The News & Observer featured a front-page story today about the renewed emphasis on preventing concussions in professional sports like the NHL. Dr. John Wooten, a pediatric neurologist with Raleigh Neurology, is focused on helping young athletes recover from concussions at the WakeMed Concussion Clinic. The clinic helps determine when it is safe for a student athlete to return to the playing field and the classroom following a concussion.
From the National Football League to North Carolina high schools, there’s a growing awareness of the potentially serious damage that concussions can cause athletes. The NFL has adopted guidelines that require athletes to be cleared by independent doctors before they can return to the football field and the NHL is studying the issue this week. A similar policy has been in place at North Carolina high schools since last year.
And the need is real, in 2008, according to the Thompson Emergency Department Database, 1,318 Wake County patients ages 0 to 17 were seen and discharged from emergency departments with a diagnosis of concussion or closed head injury. Additionally, The Center for Disease Control estimates that 1.6-3.8 million recreation-related concussions occur each year in the United States and 5 to13 percent of these injuries result in an emergency department visit.

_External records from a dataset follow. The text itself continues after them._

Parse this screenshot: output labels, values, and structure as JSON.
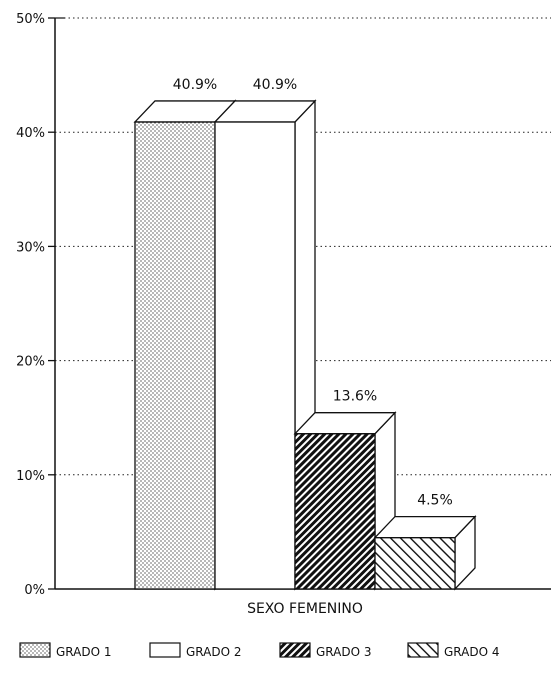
{
  "chart_data": {
    "type": "bar",
    "categories": [
      "SEXO FEMENINO"
    ],
    "series": [
      {
        "name": "GRADO 1",
        "values": [
          40.9
        ],
        "label": "40.9%"
      },
      {
        "name": "GRADO 2",
        "values": [
          40.9
        ],
        "label": "40.9%"
      },
      {
        "name": "GRADO 3",
        "values": [
          13.6
        ],
        "label": "13.6%"
      },
      {
        "name": "GRADO 4",
        "values": [
          4.5
        ],
        "label": "4.5%"
      }
    ],
    "ylim": [
      0,
      50
    ],
    "yticks": [
      "0%",
      "10%",
      "20%",
      "30%",
      "40%",
      "50%"
    ],
    "grid": true,
    "legend_placement": "bottom",
    "style": "3d"
  }
}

Returning to the playing field – or even the classroom – after a concussion too soon can provide stress that prevents the brain from healing properly. It also puts athletes at risk of Second Impact Syndrome, a second injury to the brain before it is fully healed that causes swelling of the brain. It is a serious condition that has resulted in the death of two North Carolina high school football players.

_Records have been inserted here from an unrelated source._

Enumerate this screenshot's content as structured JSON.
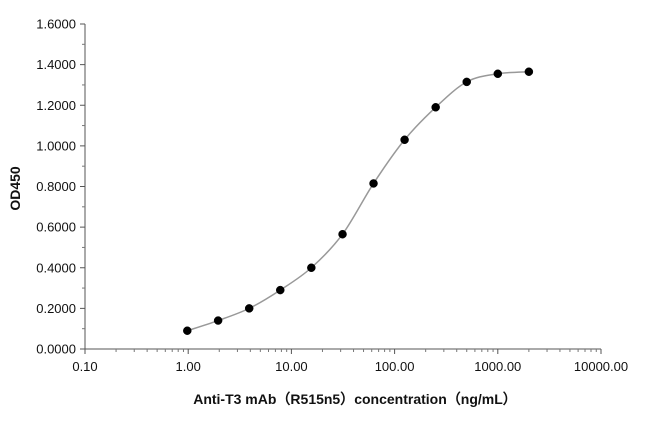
{
  "chart_data": {
    "type": "scatter",
    "xlabel": "Anti-T3 mAb（R515n5）concentration（ng/mL）",
    "ylabel": "OD450",
    "x_scale": "log",
    "xlim": [
      0.1,
      10000
    ],
    "ylim": [
      0,
      1.6
    ],
    "grid": false,
    "x_ticks": [
      0.1,
      1,
      10,
      100,
      1000,
      10000
    ],
    "x_tick_labels": [
      "0.10",
      "1.00",
      "10.00",
      "100.00",
      "1000.00",
      "10000.00"
    ],
    "y_ticks": [
      0,
      0.2,
      0.4,
      0.6,
      0.8,
      1.0,
      1.2,
      1.4,
      1.6
    ],
    "y_tick_labels": [
      "0.0000",
      "0.2000",
      "0.4000",
      "0.6000",
      "0.8000",
      "1.0000",
      "1.2000",
      "1.4000",
      "1.6000"
    ],
    "series": [
      {
        "x": [
          0.98,
          1.95,
          3.9,
          7.8,
          15.6,
          31.3,
          62.5,
          125,
          250,
          500,
          1000,
          2000
        ],
        "y": [
          0.09,
          0.14,
          0.2,
          0.29,
          0.4,
          0.565,
          0.815,
          1.03,
          1.19,
          1.315,
          1.355,
          1.365
        ],
        "marker_color": "#000000",
        "line_color": "#999999",
        "fit": "4PL curve"
      }
    ]
  }
}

The WakeMed Concussion Clinic, is one of the only dedicated clinics in the nation that provides students with the same level of care that many professional athletes receive. The clinic puts students through a series of tests to evaluate their balance and cognitive skills, including a computer test that requires you to recognize and recall a series of shapes, words and objects. It is the same advanced test that is used by the NFL, NHL and Major League Baseball to evaluate the cognitive skills of professional athletes.